This was an unusual, but rewarding, reading experience for me. Cities of Salt, published by a Saudi Arabian/Jordanian author in 1984, is a very foreign novel to an American reader. It is set in an unnamed country – presumably Saudi Arabia; the Gulf port of Harran, the book's primary setting, is probably based on the real place called Dhahran – and spans an unspecified period of time, during which oil is discovered and the local way of life is utterly transformed. The community, or the place itself, is the real protagonist; characters come and go and the narrative moves on very naturally, but in a sense the individual men are almost incidental to the story. (I say “men” because women are virtually invisible throughout.) The book charts the key moments and the effects of change on the community as a whole, with a narrative that seems at times disembodied.

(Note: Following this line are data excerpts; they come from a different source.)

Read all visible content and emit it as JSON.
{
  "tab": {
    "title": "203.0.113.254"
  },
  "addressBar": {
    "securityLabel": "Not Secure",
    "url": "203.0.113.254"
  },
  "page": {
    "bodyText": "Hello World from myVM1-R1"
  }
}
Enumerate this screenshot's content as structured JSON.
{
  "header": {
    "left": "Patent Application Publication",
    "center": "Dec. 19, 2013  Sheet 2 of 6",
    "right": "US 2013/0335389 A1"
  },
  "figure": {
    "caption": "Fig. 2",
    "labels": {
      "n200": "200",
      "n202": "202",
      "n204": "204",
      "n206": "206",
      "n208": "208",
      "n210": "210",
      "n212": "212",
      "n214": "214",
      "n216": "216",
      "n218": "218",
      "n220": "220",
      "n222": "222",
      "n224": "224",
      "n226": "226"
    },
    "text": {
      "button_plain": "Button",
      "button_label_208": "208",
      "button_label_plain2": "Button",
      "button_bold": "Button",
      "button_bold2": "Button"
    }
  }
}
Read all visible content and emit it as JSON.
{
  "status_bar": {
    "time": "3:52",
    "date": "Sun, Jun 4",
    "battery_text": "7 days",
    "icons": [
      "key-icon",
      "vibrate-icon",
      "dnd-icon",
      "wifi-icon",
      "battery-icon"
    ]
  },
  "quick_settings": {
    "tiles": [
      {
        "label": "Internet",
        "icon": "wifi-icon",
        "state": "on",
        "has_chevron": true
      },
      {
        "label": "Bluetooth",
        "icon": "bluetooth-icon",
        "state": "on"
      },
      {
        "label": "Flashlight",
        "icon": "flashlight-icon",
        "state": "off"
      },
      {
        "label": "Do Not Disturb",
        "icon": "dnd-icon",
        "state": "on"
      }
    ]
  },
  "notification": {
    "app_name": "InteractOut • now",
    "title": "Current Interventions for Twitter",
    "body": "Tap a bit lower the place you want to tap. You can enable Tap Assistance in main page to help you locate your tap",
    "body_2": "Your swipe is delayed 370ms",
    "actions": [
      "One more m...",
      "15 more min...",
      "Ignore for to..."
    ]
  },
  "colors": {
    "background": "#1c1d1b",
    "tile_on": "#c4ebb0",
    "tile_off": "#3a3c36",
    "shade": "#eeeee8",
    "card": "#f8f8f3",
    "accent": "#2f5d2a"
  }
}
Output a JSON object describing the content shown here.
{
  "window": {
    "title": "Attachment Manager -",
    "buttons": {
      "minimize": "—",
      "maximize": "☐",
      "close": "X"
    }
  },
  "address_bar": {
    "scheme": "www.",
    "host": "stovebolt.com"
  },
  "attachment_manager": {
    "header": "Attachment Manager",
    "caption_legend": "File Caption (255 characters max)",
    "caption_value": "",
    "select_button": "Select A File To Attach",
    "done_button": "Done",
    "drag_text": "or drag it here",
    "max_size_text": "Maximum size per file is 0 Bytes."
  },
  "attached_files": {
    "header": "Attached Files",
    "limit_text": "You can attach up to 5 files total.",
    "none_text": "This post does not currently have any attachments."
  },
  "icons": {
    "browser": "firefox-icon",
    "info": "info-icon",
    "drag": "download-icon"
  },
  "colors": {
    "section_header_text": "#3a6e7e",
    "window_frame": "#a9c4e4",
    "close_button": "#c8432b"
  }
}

And yet, it works – there is a plot structure here, albeit an unusual one, and the book maintains a certain narrative momentum. It took about half the novel for me to get used to its rhythm and begin to appreciate it, but I am glad I took that time. It’s one thing to read a novel set in a foreign country, but a novel with a completely different storytelling method is altogether different – more challenging, yes, but also far more authentic. The excellent English translation complements that storytelling: it’s clear that this is a translation, but not due to any awkwardness of expression: the word choice and cadence of the language feel slightly foreign, bridging the gap between the Arabic original and English readers while maintaining (presumably) the flavor of the author’s writing.
So, I am glad I read this book, with its panoramic storytelling and its unapologetic look at the impacts of the oil economy on the traditional way of life. And it isn’t all big ideas; we get to know a number of characters, though not in quite the same way as in your typical English-language novel, and Munif doesn’t stint on detail. It isn’t a book I’d recommend casually to those looking for pure entertainment, but it's definitely worth reading if you have an interest in Middle Eastern fiction.